You can read the whole thing, complete with graphs and discussions of numerators and denominators and statements that, in effect, call everyone other than himself an idiot.

First is a chart showing debt as a percent of GDP, which people with Nobel Prizes know is a very important number, one that matters a lot more than actual debt because it can be made to magically vanish a lot more easily than actual debt can. The bars for Herbert Hoover years are very short and the ones for FDR years are very tall, which would seem to create a problem for Krugman’s theory. But don’t worry, he has another chart.

This chart is the “numerator chart” or, to those of us without Nobel Prizes, the debt in actual dollars. Those are harder to make disappear, but Nobel winners will use them at times of need, and apparently this of one of those times. But there’s a problem with this chart too. The Hoover bars are very short and, omigod, look at those FDR bars!
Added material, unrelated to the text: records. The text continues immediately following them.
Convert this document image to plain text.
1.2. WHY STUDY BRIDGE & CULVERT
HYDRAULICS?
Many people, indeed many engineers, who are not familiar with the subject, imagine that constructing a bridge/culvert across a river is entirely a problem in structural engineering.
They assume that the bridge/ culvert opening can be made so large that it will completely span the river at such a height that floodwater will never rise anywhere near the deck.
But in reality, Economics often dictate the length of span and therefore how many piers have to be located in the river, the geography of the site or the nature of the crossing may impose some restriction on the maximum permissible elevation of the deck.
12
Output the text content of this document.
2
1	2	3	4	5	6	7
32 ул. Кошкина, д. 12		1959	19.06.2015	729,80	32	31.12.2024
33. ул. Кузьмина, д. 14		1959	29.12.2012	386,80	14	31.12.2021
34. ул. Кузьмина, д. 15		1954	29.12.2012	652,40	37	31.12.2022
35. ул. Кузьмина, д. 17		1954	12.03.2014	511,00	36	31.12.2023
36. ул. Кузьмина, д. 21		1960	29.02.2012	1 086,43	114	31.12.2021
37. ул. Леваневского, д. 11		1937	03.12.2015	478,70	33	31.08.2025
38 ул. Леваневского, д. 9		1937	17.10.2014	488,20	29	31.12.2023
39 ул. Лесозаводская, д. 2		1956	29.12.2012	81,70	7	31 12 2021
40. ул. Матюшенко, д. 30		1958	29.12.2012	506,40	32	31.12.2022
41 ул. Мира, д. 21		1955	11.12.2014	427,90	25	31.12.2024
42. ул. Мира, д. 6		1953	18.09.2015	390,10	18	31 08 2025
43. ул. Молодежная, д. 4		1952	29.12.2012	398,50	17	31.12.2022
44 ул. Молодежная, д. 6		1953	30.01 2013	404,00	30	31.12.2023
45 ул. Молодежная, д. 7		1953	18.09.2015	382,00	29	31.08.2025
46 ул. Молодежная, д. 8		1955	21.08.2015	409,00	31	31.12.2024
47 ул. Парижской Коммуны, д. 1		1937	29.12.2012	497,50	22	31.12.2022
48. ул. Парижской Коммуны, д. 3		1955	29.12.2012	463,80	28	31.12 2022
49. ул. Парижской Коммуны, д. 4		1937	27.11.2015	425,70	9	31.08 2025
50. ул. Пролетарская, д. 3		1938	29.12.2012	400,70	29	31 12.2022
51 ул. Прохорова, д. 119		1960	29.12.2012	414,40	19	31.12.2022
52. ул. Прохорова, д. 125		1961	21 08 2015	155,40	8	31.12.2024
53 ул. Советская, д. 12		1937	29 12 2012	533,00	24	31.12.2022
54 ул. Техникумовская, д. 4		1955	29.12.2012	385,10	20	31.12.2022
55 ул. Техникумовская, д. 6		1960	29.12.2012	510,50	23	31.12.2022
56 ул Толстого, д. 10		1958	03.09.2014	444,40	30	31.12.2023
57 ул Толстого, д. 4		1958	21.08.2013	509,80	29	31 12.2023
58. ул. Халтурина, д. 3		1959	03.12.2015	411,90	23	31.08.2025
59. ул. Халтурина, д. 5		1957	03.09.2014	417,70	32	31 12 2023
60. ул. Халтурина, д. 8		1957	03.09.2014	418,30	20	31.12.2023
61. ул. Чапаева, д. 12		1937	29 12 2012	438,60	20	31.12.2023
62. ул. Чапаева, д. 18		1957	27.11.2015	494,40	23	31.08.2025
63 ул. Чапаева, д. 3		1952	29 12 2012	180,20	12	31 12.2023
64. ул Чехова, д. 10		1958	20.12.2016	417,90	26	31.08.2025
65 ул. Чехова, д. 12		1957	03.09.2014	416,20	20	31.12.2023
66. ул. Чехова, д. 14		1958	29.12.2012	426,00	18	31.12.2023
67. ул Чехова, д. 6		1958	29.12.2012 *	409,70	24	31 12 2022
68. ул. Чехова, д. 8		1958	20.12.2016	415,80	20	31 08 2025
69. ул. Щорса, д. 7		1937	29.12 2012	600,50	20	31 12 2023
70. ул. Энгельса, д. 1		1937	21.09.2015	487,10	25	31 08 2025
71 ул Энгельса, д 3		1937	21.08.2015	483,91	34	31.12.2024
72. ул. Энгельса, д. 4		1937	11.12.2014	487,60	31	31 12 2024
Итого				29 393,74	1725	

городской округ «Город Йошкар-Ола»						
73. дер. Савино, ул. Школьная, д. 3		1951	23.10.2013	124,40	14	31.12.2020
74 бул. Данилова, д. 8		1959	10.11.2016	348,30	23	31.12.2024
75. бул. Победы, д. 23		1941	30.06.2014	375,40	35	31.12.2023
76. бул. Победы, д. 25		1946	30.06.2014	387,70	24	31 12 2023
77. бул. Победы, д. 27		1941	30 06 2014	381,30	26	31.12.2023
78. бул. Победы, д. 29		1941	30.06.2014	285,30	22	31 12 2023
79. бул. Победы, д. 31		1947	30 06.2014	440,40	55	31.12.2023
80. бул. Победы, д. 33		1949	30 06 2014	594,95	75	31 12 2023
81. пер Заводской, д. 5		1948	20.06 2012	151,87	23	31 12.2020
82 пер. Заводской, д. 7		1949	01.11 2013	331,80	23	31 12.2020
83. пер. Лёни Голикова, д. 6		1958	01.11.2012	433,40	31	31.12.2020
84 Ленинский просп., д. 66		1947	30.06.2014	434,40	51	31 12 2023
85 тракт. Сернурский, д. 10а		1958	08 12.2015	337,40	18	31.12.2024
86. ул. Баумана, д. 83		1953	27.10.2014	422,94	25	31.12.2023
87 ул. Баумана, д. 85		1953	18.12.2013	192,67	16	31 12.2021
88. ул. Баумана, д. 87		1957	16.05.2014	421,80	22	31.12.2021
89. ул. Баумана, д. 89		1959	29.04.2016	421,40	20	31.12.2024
Krugman is undaunted by any of this. Numbers are nothing to a man with
a brain like his; mere toys to be played with and maneuvered like lead soldiers on a papier mache battlefield.

Nonetheless, the fact that virtually all the deterioration in the US debt position from 1929 to 1939 took place under the tight-fisted Hoover rather than under FDR is an object lesson in the crucial importance of growth in dealing with debt. And the Hoover experience also provides a nice illustration of self-defeating austerity — not only didn’t austerity produce economic recovery, it didn’t even improve the fiscal position.

FDR spent way more money both in actual dollars and as a percent of GDP, and left the nation with a higher debt at the end of the period, both actual debt and as a percent of GDP, and yet, “virtually all the deterioration in the US debt position...”, etc. That’s how you deal with numbers that don’t suit you; you merely state your theory in the form of a conclusion, as if it had been proven by the charts that, at best, have nothing whatever to do with that statement and at worst totally disproves it.

This is “Voodoo Economics” writ large. You give credit to your hero for success, regardless of when that success occurred or where he stood with respect to it, and you blame his predecessor for any problems, no matter how the problem arose and what office the predecessor held at the time.

Krugman, just today in another article, says he might try standup comedy.